We’ll set up a blank data frame based on Texas and index the county number. We’ll merge each state to this data frame, which will give us missing values for county numbers less than 254.

popDF<-data.table(popDF)
blank.df<-popDF[state=="48",] #max number of counties is Texas at 254                
blank.df[,idn:=.I]  #create index


popDF<-popDF[ , idn := 1:.N , by = state ]  #now create index for each county by state 

# function to create data set for animated swarm plot

myf<-function(mystate){
  temp<-merge(blank.df[,list(idn)],
              popDF[state==mystate,],
              by="idn",all.x=T)
temp$fips<-factor(temp$fips)
temp$state<-factor(temp$state)
temp$idn<-factor(temp$idn)
temp<-temp[order(idn)]
return(data.frame(temp))
}

# use lapply to generate the list of data sets:

st.list<-unique(cmap.all$state)  #need to exclude PR
my.list2<-lapply(c(st.list,st.list[1]),myf)

# Apply tweenr:

tf <- tween_states(my.list2, tweenlength= 2, statelength=3, ease=rep('cubic-in-out',53),nframes=300)
#300 is the number of frames I chose, or about 6 frames per state. 
# Adding more frames will smooth transitions but made the file larger 
# Twitter has a 5 MB limit for gifs so I shoot for that if I'm planning on sharing with tweeps

dtf<-data.table(tf)


oopt = ani.options(interval = 0.2)
saveGIF({for (i in unique(dtf$.frame)){
  


# graph 1: set up animated beeswarm      
g1<-
  ggplot(dtf[.frame==i],
       aes(y="",x=pop2014,color=log(pop2014)))+
  theme_minimal()+    
  theme(plot.title=element_text(size=14))+theme(plot.caption=element_text(hjust=0,vjust=1,margin=margin(t=10)))+
  theme(plot.margin=unit(c(0.25,0.25,0.25,0.25),"cm"))+  theme(legend.position = "right")+
  geom_quasirandom(alpha=0.95,size=2)  +  #I like the quasirandom beeswarm option
  scale_color_viridis(name="Pop\nlog scale\n",
                      discrete=F,option="D",end=0.95,direction=-1,limits=c(log(100),log(1e7)),
                      breaks=c(log(100),log(10000),log(100000),log(1e7)),
                      labels=c("100","10,000","100,000","1,000,000")) +
  scale_x_log10(label=comma,limits=c(100,1e6),breaks=c(1000,10000,100000,1000000))+
  labs(x="Population in 2014 (log scale)",y="",
       subtitle="Each dot represents 1 county",title=paste(st.label,"County Population Distributions"),
       caption="@lenkiefer Source: ACS Five-Year Estimate 2010-2014")

# graph 2: set up map
fips.c<-as.character(head(dtf[.frame==i]$state,1)) #get fips code for iteration i
cmap<-subset(cmap.all, state==fips.c)

g2<-
  ggplot() +
  geom_map(data = cmap, map = cmap,
           aes(x = long, y = lat, map_id = id),
           color = "#2b2b2b", size = 0.05, fill = NA) +
  geom_map(data = counties@data, map = cmap,
           aes(fill = log(pop2014), map_id = fips),
           color = NA) +
  theme_map( base_size = 12) +
  theme(plot.title=element_text( size = 16, margin=margin(b=10))) +
  theme(plot.subtitle=element_text(size = 14, margin=margin(b=-20))) +
  theme(plot.caption=element_text(size = 9, margin=margin(t=-15))) +
  coord_proj(us_laea_proj) +   labs(title="",subtitle="" ) +
  scale_fill_viridis(name = "Population", discrete=F,option="D",end=0.95,direction=-1)+
  theme(legend.position = "none") 

m<-multiplot(g1,g2,layout=matrix(c(1,1,2,2,2), nrow=5, byrow=TRUE))
print(m)
print(i)
ani.pause() }
for (i2 in 1:2) {print(m)
  ani.pause()  } },movie.name="map and dot v2.gif",ani.width = 400, ani.height = 500)

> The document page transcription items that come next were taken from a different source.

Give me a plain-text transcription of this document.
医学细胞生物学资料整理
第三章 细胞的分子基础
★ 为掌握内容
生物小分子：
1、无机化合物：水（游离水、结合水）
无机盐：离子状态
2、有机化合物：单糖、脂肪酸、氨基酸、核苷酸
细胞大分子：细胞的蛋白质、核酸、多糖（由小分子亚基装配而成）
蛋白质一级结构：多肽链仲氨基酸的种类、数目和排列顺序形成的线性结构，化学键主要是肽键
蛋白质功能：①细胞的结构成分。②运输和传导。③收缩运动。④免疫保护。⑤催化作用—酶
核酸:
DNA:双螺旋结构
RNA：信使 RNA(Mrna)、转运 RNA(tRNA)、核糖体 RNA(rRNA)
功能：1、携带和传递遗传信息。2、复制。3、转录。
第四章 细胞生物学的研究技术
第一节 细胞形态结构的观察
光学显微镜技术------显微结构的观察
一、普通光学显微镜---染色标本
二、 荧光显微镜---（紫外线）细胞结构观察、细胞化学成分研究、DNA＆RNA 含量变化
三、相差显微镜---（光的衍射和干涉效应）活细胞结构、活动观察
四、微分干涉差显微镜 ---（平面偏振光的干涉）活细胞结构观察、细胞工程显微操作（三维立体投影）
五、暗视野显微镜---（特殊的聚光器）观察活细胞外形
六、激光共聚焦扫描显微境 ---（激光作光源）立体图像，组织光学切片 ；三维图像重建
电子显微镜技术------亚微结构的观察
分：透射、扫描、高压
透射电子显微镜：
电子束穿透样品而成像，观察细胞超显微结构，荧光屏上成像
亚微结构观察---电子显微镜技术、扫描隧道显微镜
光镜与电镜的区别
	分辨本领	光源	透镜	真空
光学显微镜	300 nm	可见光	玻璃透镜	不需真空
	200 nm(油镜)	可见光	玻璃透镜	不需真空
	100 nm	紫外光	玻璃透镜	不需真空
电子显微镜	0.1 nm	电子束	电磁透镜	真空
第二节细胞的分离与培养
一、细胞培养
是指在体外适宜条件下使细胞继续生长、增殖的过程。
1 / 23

What hasn’t worked out so well (yet)

I’ve got a few other ideas that haven’t quite worked out. You can learn a lot from failures (especially your own), so I’ll include an example.

I wanted to compare the distribution of county population across states to the U.S. as a whole. So I thought I’d use a beeswarm plot (with geom_quasirandom). I wanted the state distribution to literally fall out of the national distribution using an animation. I got this far:

dot drops

Technically I had some trouble getting the labels on the plot (which state is dropping), but I think there’s more wrong with it than that. Maybe we can fix it up for a later post.